Sarah Gad sits as she talks with FOX 9.

“I couldn’t even process it,” Sarah said. “I was in medical school at a top 15 institution and, suddenly, I’m a convicted felon with a drug problem.”

That is when Kathleen Zellner stepped into her life. Known for taking on cases involving wrongful convictions, she noticed the potential Sarah had to do great things with her life. She was so sure, in fact, that she offered her a position at her law firm.

Sarah Gad, Kathleen Zellner, and two other women pose for a photo while standing just in front of a parked car.

While working for Kathleen, she had the chance to see just how capable she is of making a difference in people’s lives, including the life of Mario Casciaro. He was wrongfully convicted of murder, but getting him freed from jail was no simple task. By succeeding, she realized that this was what she wanted to do with her life.

“I had the privilege of being able to be present when a person that I had helped prove they were wrongfully convicted of murder,” Sarah said. “I was able to be at the prison and be with him as he took his first steps up to freedom, hugging his family.”

Sarah Gad smiles softly as she looks down at her diploma for her law degree.

Sarah’s pursuit of a better life was off to a great start.
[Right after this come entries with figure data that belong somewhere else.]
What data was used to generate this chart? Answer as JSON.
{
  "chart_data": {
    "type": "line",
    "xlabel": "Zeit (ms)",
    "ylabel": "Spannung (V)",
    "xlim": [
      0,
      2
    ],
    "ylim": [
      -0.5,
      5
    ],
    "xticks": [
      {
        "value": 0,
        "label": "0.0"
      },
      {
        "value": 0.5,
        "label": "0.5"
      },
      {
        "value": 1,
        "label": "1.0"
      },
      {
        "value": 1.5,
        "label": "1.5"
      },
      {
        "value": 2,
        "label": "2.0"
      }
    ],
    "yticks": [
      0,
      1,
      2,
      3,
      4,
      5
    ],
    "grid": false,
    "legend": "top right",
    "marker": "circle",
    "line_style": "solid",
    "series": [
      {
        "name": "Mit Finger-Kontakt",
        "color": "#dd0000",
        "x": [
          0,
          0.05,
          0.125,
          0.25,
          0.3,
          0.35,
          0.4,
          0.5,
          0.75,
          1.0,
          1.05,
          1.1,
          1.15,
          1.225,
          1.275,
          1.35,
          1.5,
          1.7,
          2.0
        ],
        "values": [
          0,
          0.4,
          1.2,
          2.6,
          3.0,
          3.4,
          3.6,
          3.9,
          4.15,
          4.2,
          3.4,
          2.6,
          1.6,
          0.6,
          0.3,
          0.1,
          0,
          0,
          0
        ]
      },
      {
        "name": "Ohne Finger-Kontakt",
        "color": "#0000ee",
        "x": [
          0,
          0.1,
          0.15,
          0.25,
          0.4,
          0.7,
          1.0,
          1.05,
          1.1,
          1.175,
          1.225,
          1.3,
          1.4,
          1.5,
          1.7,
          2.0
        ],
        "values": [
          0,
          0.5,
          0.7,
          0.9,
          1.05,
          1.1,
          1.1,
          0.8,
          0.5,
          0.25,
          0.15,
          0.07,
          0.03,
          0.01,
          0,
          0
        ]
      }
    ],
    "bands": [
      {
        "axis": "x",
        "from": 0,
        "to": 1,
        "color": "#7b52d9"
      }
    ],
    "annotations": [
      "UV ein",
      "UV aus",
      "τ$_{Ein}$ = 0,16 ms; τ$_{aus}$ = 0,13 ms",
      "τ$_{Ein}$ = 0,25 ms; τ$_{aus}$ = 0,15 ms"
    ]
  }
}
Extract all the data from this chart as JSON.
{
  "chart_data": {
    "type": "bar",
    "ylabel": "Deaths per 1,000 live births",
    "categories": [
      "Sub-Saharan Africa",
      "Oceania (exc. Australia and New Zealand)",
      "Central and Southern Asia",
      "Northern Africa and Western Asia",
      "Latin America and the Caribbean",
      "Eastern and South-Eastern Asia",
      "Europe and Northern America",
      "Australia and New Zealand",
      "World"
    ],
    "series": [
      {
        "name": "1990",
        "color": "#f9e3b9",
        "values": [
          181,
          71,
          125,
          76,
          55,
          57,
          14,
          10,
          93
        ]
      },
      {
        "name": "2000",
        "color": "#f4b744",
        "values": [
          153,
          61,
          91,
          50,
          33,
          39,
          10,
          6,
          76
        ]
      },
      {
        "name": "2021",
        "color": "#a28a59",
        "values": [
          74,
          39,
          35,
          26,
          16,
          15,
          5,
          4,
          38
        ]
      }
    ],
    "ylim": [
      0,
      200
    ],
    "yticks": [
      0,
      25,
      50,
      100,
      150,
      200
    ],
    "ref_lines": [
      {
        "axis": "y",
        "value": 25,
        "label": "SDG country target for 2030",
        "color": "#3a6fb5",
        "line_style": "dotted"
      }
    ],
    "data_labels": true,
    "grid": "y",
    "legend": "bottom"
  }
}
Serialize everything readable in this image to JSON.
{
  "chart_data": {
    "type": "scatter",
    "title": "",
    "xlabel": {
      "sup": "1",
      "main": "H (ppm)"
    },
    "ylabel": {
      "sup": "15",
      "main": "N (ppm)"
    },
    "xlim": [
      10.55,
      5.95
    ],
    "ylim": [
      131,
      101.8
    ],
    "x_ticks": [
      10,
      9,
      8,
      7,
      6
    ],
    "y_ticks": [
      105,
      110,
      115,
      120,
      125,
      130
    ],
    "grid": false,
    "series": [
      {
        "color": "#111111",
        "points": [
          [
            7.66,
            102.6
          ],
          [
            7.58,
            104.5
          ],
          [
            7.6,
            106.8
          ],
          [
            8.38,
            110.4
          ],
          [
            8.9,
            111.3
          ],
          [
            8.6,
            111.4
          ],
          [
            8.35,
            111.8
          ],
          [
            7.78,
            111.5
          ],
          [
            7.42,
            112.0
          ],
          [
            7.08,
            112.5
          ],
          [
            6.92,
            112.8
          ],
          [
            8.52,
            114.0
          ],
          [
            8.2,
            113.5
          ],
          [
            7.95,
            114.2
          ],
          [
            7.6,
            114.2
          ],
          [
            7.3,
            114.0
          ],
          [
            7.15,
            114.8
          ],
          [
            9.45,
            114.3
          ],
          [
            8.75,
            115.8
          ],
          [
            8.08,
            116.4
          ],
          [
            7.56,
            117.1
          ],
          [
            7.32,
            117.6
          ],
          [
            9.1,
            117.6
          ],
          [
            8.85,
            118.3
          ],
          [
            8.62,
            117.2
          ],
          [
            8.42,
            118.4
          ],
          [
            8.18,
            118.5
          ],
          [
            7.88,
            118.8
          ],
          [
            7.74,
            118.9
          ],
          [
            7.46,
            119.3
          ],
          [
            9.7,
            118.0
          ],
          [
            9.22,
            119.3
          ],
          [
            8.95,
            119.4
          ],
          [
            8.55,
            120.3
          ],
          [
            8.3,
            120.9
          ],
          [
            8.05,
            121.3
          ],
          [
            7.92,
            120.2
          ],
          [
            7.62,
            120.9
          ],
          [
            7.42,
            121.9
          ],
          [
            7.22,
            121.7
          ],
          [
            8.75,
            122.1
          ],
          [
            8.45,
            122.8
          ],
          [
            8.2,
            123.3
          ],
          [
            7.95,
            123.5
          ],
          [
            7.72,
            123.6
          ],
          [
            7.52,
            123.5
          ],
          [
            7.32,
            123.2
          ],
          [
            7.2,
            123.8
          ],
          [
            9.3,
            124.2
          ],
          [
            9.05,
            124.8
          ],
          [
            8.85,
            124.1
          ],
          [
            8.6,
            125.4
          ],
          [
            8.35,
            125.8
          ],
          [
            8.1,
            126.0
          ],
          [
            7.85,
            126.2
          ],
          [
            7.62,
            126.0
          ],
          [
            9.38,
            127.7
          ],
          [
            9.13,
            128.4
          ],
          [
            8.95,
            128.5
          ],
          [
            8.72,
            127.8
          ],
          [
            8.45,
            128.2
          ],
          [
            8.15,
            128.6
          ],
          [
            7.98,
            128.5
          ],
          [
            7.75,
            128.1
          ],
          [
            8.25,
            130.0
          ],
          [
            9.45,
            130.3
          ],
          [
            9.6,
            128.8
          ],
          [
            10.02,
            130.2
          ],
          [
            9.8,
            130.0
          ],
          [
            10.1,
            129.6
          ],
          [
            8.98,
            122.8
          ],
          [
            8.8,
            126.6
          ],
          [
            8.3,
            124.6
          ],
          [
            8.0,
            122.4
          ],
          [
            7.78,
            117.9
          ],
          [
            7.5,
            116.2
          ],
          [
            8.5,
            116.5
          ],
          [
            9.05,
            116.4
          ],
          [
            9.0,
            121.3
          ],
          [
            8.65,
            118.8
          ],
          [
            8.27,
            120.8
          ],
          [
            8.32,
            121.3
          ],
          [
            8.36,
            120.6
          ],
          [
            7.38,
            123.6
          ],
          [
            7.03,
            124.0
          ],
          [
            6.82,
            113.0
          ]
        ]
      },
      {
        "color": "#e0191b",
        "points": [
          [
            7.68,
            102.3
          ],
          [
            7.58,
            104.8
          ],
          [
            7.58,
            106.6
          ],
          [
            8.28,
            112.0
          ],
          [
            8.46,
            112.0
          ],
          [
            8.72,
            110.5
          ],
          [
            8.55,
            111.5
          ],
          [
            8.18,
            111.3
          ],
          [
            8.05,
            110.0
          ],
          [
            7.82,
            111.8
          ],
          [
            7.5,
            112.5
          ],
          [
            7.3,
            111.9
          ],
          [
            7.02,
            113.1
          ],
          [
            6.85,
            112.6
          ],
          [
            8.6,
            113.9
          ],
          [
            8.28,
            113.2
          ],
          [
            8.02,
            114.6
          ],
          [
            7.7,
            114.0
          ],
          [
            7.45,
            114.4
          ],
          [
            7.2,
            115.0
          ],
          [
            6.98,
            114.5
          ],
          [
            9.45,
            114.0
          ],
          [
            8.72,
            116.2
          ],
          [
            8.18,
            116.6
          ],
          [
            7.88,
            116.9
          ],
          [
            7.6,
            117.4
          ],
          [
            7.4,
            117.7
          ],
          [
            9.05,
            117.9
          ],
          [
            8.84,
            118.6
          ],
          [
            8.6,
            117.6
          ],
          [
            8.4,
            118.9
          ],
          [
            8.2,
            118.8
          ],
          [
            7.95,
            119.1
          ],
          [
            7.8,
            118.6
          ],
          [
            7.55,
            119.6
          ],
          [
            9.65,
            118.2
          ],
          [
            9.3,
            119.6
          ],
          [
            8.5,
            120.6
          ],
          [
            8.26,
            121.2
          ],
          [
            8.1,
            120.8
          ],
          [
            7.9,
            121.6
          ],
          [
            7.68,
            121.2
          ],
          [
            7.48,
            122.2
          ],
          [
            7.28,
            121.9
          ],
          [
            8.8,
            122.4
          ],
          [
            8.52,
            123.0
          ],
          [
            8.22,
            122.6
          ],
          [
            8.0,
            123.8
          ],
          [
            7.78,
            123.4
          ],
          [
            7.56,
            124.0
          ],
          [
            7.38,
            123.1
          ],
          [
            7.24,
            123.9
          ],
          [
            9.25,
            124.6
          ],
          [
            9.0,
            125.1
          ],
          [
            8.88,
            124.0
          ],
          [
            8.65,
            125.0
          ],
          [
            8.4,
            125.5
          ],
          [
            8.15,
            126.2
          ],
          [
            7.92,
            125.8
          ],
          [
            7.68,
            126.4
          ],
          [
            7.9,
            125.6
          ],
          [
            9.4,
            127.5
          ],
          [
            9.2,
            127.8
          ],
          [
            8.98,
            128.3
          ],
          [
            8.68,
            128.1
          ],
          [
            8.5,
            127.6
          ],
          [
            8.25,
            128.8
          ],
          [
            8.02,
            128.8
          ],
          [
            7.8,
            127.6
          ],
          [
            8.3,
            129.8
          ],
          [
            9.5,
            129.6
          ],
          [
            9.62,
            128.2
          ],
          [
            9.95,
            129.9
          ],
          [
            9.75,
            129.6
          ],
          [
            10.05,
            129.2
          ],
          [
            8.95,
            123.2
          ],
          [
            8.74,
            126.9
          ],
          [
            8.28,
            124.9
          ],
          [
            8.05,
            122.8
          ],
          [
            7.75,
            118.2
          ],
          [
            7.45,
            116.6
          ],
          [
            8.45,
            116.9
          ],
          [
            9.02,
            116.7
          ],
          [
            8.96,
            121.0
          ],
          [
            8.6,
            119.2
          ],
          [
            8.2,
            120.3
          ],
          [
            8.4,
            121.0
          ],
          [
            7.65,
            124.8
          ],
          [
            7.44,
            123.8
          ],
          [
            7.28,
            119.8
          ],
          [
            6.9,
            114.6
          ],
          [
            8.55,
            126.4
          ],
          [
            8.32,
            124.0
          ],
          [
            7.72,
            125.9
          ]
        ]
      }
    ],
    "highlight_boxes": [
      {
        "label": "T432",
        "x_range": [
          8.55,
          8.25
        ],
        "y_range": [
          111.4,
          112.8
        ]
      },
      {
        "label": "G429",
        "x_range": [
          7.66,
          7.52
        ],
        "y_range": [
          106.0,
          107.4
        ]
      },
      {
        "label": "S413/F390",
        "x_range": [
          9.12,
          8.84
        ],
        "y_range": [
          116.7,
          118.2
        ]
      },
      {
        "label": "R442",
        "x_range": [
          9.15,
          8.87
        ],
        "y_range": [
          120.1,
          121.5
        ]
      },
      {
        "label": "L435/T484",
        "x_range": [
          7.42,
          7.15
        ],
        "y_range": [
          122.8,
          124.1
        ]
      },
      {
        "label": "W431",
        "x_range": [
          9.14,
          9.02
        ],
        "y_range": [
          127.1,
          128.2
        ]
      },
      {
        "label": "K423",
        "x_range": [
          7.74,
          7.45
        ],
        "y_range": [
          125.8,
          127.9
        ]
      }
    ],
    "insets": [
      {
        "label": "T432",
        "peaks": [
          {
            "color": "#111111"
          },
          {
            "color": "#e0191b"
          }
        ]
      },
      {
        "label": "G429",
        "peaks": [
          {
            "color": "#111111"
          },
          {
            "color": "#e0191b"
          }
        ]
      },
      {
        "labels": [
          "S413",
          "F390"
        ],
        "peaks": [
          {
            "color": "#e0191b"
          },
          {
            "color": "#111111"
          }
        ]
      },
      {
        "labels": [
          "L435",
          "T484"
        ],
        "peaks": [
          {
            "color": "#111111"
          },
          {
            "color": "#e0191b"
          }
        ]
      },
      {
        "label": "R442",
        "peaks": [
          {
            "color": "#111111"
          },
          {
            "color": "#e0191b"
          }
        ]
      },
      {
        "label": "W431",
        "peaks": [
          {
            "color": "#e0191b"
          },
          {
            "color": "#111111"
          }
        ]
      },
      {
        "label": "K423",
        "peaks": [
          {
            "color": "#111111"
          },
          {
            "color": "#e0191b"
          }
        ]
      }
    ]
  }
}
She even got accepted into the University of Chicago’s law school, something she could afford thanks to a settlement for Cook County. Then, one more hurdle lay before her.

Because she was a repeat drug offender, she had to appear before a judge. There was a chance Sarah would be seen as unable to be rehabilitated and would face a mandatory minimum sentencing. Instead, like Kathleen, the judge saw her potential.

View of Sarah Gad's law degree framed and hung on a wall above a table with flowers and other décor.

In 2020 she graduated and two years later, she received her license to practice. Now, she runs her own firm in Minneapolis.

Thanks to her first-hand experience with the criminal justice system, she’s all the more prepared and has chosen to specialize in civil rights violations, criminal defense, and immigration law. In fact, she recently won her first murder case where she was able to help free yet another innocent person.

Sarah Gad smiles as she takes a selfie with the wrongfully convicted man she helped free as part of her first murder case.

“I recognized her enormous potential for making a real contribution to society and I tried to influence her in that direction,” Kathleen said. “She has transformed herself from a criminal defendant into a champion for the legally oppressed. All she needed was a second chance.”